Vodafone and Ericsson try to make sure drones don’t crash into each other

The utopia in which swarms of drones do everything for us can only be achieved if you can stop them colliding. Thankfully Vodafone and Ericsson are on the case.

The two telecoms players had some fun at Vodafone’s 5G lab in Germany, flying drones around and trying to make them crash into each other. But they couldn’t, you see, because of safe sky corridors enabled by 5G cleverness. It wouldn’t be practical to have human air traffic controllers for the flocks of drones we expect to see infesting our skies before long, so that process has to be automated.

On top of that, future drones need to operate beyond line of sight and not just buzz off in random directions as soon as they leave cellular coverage. That means they need to automatically navigate such that this never happens, which requires more network cleverness. Lastly they need to be able to collate anonymised mobile user information to make sure they don’t land on someone’s head.

“The mobile network is a data-rich asset that can be responsibly and securely utilised to aid society,” said Vodafone Group’s CTO Johan Wibergh. “We are evolving our software-driven, intelligent network into a powerful platform that can deliver new digital services. The responsible use of drones is just one such example but there will be many more.

“APIs will speed up the adoption of drones for commercial and public sector use, bringing many benefits such as being able to assess fires, deliver medical supplies, and help businesses survey hazardous conditions like construction sites, power lines and our own mobile masts, quicker and more safely.”

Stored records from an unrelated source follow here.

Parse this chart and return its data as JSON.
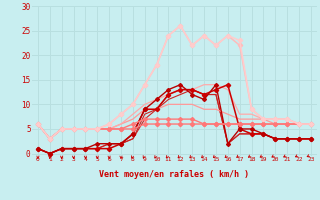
{
  "background_color": "#c8eef0",
  "grid_color": "#b8dfe0",
  "xlabel": "Vent moyen/en rafales ( km/h )",
  "xlabel_color": "#cc0000",
  "tick_color": "#cc0000",
  "xlim": [
    -0.5,
    23.5
  ],
  "ylim": [
    -0.5,
    30
  ],
  "yticks": [
    0,
    5,
    10,
    15,
    20,
    25,
    30
  ],
  "xticks": [
    0,
    1,
    2,
    3,
    4,
    5,
    6,
    7,
    8,
    9,
    10,
    11,
    12,
    13,
    14,
    15,
    16,
    17,
    18,
    19,
    20,
    21,
    22,
    23
  ],
  "series": [
    {
      "x": [
        0,
        1,
        2,
        3,
        4,
        5,
        6,
        7,
        8,
        9,
        10,
        11,
        12,
        13,
        14,
        15,
        16,
        17,
        18,
        19,
        20,
        21,
        22,
        23
      ],
      "y": [
        1,
        0,
        1,
        1,
        1,
        1,
        1,
        2,
        4,
        9,
        9,
        12,
        13,
        13,
        12,
        13,
        14,
        5,
        4,
        4,
        3,
        3,
        3,
        3
      ],
      "color": "#cc0000",
      "lw": 1.1,
      "marker": "D",
      "ms": 2.2
    },
    {
      "x": [
        0,
        1,
        2,
        3,
        4,
        5,
        6,
        7,
        8,
        9,
        10,
        11,
        12,
        13,
        14,
        15,
        16,
        17,
        18,
        19,
        20,
        21,
        22,
        23
      ],
      "y": [
        1,
        0,
        1,
        1,
        1,
        2,
        2,
        2,
        4,
        9,
        11,
        13,
        14,
        12,
        11,
        14,
        2,
        5,
        5,
        4,
        3,
        3,
        3,
        3
      ],
      "color": "#bb0000",
      "lw": 1.0,
      "marker": "D",
      "ms": 2.0
    },
    {
      "x": [
        0,
        1,
        2,
        3,
        4,
        5,
        6,
        7,
        8,
        9,
        10,
        11,
        12,
        13,
        14,
        15,
        16,
        17,
        18,
        19,
        20,
        21,
        22,
        23
      ],
      "y": [
        1,
        0,
        1,
        1,
        1,
        1,
        2,
        2,
        3,
        8,
        9,
        12,
        13,
        13,
        12,
        12,
        2,
        4,
        4,
        4,
        3,
        3,
        3,
        3
      ],
      "color": "#cc2222",
      "lw": 0.8,
      "marker": null,
      "ms": 0
    },
    {
      "x": [
        0,
        1,
        2,
        3,
        4,
        5,
        6,
        7,
        8,
        9,
        10,
        11,
        12,
        13,
        14,
        15,
        16,
        17,
        18,
        19,
        20,
        21,
        22,
        23
      ],
      "y": [
        1,
        0,
        1,
        1,
        1,
        1,
        2,
        2,
        3,
        7,
        9,
        11,
        12,
        13,
        12,
        12,
        2,
        4,
        4,
        4,
        3,
        3,
        3,
        3
      ],
      "color": "#cc2222",
      "lw": 0.8,
      "marker": null,
      "ms": 0
    },
    {
      "x": [
        0,
        1,
        2,
        3,
        4,
        5,
        6,
        7,
        8,
        9,
        10,
        11,
        12,
        13,
        14,
        15,
        16,
        17,
        18,
        19,
        20,
        21,
        22,
        23
      ],
      "y": [
        6,
        3,
        5,
        5,
        5,
        5,
        5,
        5,
        5,
        6,
        6,
        6,
        6,
        6,
        6,
        6,
        6,
        6,
        6,
        6,
        6,
        6,
        6,
        6
      ],
      "color": "#ff7777",
      "lw": 1.0,
      "marker": "D",
      "ms": 2.2
    },
    {
      "x": [
        0,
        1,
        2,
        3,
        4,
        5,
        6,
        7,
        8,
        9,
        10,
        11,
        12,
        13,
        14,
        15,
        16,
        17,
        18,
        19,
        20,
        21,
        22,
        23
      ],
      "y": [
        6,
        3,
        5,
        5,
        5,
        5,
        5,
        5,
        6,
        7,
        7,
        7,
        7,
        7,
        6,
        6,
        6,
        6,
        6,
        6,
        6,
        6,
        6,
        6
      ],
      "color": "#ff7777",
      "lw": 1.0,
      "marker": "D",
      "ms": 2.0
    },
    {
      "x": [
        0,
        1,
        2,
        3,
        4,
        5,
        6,
        7,
        8,
        9,
        10,
        11,
        12,
        13,
        14,
        15,
        16,
        17,
        18,
        19,
        20,
        21,
        22,
        23
      ],
      "y": [
        6,
        3,
        5,
        5,
        5,
        5,
        5,
        6,
        7,
        9,
        9,
        10,
        10,
        10,
        9,
        9,
        8,
        7,
        7,
        7,
        6,
        6,
        6,
        6
      ],
      "color": "#ff9999",
      "lw": 0.9,
      "marker": null,
      "ms": 0
    },
    {
      "x": [
        0,
        1,
        2,
        3,
        4,
        5,
        6,
        7,
        8,
        9,
        10,
        11,
        12,
        13,
        14,
        15,
        16,
        17,
        18,
        19,
        20,
        21,
        22,
        23
      ],
      "y": [
        6,
        3,
        5,
        5,
        5,
        5,
        5,
        6,
        8,
        10,
        11,
        12,
        13,
        13,
        14,
        14,
        13,
        8,
        8,
        7,
        7,
        7,
        6,
        6
      ],
      "color": "#ffaaaa",
      "lw": 0.9,
      "marker": null,
      "ms": 0
    },
    {
      "x": [
        0,
        1,
        2,
        3,
        4,
        5,
        6,
        7,
        8,
        9,
        10,
        11,
        12,
        13,
        14,
        15,
        16,
        17,
        18,
        19,
        20,
        21,
        22,
        23
      ],
      "y": [
        6,
        3,
        5,
        5,
        5,
        5,
        6,
        8,
        10,
        14,
        18,
        24,
        26,
        22,
        24,
        22,
        24,
        22,
        9,
        7,
        7,
        7,
        6,
        6
      ],
      "color": "#ffbbbb",
      "lw": 1.1,
      "marker": "D",
      "ms": 2.2
    },
    {
      "x": [
        0,
        1,
        2,
        3,
        4,
        5,
        6,
        7,
        8,
        9,
        10,
        11,
        12,
        13,
        14,
        15,
        16,
        17,
        18,
        19,
        20,
        21,
        22,
        23
      ],
      "y": [
        6,
        3,
        5,
        5,
        5,
        5,
        6,
        8,
        10,
        14,
        18,
        24,
        26,
        22,
        24,
        22,
        24,
        23,
        9,
        7,
        7,
        7,
        6,
        6
      ],
      "color": "#ffcccc",
      "lw": 1.1,
      "marker": "D",
      "ms": 2.2
    }
  ],
  "arrow_color": "#cc0000",
  "arrows_angles": [
    270,
    270,
    270,
    270,
    270,
    270,
    270,
    270,
    255,
    250,
    245,
    242,
    240,
    238,
    236,
    234,
    232,
    228,
    225,
    222,
    220,
    218,
    215,
    212
  ]
}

“Drones are immensely powerful tools for many businesses and we are only scratching the surface of the possibilities they open up, which makes our collaboration with Vodafone all the more exciting,” said Erik Ekudden, Ericsson CTO.

“Smarter network capabilities on our reliable mobile network will enable key industries such as healthcare, construction, and agriculture to accelerate site deployment, reduce health and safety hazards, and help save lives. With this technology, service providers can expand their cellular IoT services for enterprises and confidently meet regulatory guidelines. This is another milestone in Ericsson’s partnership with Vodafone, as we continue to evolve our network and meet the diverse needs of fundamental industries.”

Anyone with even a passing interest in science fiction will know it’s inevitable for future skies to be black with all manner of flying objects, identified or otherwise. A simple traffic light system is unlikely to suffice in this three dimensional environment, so the management of all this traffic is going to have to be a lot more sophisticated. This does seem like an opportunity for the telecoms industry to step to the fore, but let’s see.